#14 : Lepas Kendali

16.3K 543 56
                                    

Baguslah.

Itu yang aku katakan pada Dad ketika mendengar dia tidak jadi menikah atau bertunangan. "Itu membuktikan dia tidak bisa menerima Dad apa adanya. Gina nggak suka orang macam dia, Dad. Lagian sekarang sudah ada Gina. Dad nggak akan kesepian lagi di rumah, jadi Dad jangan sedih ya." Aku sendiri tak percaya telah mengucapkan kalimat ini. Namun yang kutahu, kalimat ini adalah kalimat terjujur yang muncul di dalam hatiku. Aku memang bersyukur Dad tidak jadi menikah. Itu faktanya.

"Iya sayang," balas Dad. "Kamu tidak akan meninggalkan Dad seperti Ibumu, kan?"

Kuusap rambut hitamnya. "Tidak akan pernah, Dad."

"That's my girl. Gimana keadaan kamu sayang? Katanya habis kecelakaan juga?"

"Cuma kecelakaan kecil. Karen terlalu berlebihan menyampaikannya. Aku baik-baik saja, Dad."

"Kalau gitu syukurlah. Kamu harus hati-hati ya, jangan buat Dad khawatir lagi."

Aku mengangguk. "Sebagai gantinya Dad juga harus hati-hati."

Karen menghampiriku kemudian menanyakan bagaimana keadaan Dad. Dad menjawab sekenanya. Beberapa detik kemudian dokter datang untuk memeriksa. Syukurlah Dad baik-baik saja. Jika sesuatu terjadi padanya, aku sangsi akan memaafkan diriku sendiri.

"Kamu mau pulang?" tanyaku pada Karen.

Dia mengangguk kemudian berkata, "Ada hal yang perlu aku urus."

"Kalau begitu baiklah."

"Ngomong-ngomong Gina, bolehkah aku ikut kegiatan pencinta alam? Hari ini mereka akan camp di gunung."
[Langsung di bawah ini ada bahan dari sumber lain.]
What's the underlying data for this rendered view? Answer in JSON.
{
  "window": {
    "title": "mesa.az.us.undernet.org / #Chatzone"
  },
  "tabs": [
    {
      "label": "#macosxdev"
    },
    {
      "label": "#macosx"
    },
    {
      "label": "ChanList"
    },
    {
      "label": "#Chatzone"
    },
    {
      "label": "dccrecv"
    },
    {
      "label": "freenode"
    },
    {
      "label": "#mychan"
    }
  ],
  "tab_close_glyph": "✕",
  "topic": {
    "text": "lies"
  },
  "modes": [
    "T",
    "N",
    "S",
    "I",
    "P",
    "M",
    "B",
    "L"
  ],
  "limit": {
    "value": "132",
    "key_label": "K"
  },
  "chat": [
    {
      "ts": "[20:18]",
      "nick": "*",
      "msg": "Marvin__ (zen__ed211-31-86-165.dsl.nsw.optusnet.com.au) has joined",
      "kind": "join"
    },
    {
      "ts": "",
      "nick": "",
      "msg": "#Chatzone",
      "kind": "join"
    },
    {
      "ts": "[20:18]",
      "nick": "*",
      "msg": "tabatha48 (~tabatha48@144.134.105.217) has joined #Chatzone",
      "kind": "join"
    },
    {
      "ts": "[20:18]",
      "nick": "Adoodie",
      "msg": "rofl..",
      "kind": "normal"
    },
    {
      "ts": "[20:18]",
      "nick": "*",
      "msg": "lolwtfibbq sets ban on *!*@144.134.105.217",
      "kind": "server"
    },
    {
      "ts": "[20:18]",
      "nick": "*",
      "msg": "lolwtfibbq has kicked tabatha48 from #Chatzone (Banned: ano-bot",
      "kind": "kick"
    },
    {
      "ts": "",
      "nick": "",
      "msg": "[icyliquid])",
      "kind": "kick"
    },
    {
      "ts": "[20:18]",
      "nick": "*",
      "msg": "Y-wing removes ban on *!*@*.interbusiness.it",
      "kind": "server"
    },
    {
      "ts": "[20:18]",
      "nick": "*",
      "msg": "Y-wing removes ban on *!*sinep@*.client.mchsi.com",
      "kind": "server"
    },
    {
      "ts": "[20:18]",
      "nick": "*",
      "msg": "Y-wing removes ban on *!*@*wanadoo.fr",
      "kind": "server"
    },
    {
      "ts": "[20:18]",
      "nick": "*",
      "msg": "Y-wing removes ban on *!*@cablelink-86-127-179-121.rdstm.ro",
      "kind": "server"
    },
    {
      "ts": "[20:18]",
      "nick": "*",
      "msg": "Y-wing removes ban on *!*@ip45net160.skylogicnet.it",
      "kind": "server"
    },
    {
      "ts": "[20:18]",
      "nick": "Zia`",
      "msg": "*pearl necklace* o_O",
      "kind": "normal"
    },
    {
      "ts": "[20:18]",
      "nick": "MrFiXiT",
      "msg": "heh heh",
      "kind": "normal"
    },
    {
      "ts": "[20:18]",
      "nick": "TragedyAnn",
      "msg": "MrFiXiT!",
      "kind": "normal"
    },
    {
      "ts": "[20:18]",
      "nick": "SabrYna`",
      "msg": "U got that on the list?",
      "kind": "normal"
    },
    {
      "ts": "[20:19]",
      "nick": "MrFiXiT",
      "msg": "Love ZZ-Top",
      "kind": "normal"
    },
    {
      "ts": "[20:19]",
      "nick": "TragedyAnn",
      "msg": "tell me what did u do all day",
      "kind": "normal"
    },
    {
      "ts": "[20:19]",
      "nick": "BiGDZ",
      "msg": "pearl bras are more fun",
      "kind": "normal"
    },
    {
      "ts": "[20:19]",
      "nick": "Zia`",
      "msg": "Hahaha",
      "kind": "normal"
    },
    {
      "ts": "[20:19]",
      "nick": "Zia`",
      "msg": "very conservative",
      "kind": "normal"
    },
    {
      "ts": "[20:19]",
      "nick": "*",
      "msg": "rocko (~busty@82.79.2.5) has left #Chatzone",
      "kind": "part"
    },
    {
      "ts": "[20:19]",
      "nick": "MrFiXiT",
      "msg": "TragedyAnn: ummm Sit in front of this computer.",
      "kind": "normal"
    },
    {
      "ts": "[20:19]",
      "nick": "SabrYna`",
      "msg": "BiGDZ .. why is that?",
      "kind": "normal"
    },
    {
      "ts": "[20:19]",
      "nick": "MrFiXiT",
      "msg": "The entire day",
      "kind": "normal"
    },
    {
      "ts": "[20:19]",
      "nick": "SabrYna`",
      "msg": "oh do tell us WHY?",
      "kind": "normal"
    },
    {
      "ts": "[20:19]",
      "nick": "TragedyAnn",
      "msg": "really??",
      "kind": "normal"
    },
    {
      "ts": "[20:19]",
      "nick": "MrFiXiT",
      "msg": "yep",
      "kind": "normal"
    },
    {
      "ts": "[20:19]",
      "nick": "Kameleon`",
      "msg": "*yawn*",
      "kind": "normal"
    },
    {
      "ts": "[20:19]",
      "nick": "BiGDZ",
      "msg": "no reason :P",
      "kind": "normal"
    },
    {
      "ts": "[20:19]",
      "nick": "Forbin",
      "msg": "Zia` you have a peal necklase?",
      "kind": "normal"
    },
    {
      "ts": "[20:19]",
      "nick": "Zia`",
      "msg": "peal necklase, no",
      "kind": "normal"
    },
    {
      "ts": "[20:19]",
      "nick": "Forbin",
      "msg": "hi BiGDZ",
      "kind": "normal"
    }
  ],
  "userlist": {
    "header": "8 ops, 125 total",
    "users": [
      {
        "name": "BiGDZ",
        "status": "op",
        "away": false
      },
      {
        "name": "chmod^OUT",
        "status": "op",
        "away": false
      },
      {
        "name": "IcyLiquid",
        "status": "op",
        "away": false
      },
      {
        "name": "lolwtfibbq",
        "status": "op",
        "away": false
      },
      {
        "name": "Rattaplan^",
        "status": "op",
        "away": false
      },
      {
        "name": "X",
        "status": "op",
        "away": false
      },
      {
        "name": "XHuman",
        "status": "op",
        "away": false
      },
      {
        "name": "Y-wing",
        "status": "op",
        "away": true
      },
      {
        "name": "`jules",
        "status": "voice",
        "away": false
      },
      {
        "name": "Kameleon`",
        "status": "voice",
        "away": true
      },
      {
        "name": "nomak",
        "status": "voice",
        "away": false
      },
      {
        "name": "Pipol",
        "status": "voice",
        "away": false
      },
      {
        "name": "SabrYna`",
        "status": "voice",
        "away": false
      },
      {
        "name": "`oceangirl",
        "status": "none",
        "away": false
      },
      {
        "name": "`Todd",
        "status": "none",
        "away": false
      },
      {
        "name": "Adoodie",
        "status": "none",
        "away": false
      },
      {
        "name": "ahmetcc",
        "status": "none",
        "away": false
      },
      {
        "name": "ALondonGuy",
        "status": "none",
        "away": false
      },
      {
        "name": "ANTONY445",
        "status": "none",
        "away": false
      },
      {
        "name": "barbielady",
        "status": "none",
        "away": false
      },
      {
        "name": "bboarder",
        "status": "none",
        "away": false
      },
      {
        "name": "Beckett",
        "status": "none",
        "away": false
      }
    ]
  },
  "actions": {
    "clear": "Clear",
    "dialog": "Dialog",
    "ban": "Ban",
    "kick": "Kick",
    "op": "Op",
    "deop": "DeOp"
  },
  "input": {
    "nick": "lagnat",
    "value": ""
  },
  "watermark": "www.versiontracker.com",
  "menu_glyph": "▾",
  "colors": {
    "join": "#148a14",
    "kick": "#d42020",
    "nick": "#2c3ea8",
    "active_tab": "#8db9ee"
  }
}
Aku tersenyum lebar. "Tentu saja kamu harus ikut. Aku akan marah jika kamu menahan diri di sini hanya karena aku. Salam buat Johan, Dave, Kate dan JJ ya. Katakan pada mereka maaf aku nggak bisa ikut karena Dad habis kecelakaan." Karen mengacungkan jempolnya kemudian pergi. Sepeninggal dirinya, aku pergi supermarket untuk membeli buah-buahan. Dad suka buah apa ya? Apel? Aku beli dalam bentuk parsel saja.

"Dari mana saja, sayang?" Aku senang karena Dad mulai memanggilku dengan kata sayang bukan Gina seperti yang selalu dia lakukan sebelumnya.

"Habis beli buah-buahan. Bentar aku kupas dulu ya. Dad mau apa? Apel? Pisang? Atau salak?"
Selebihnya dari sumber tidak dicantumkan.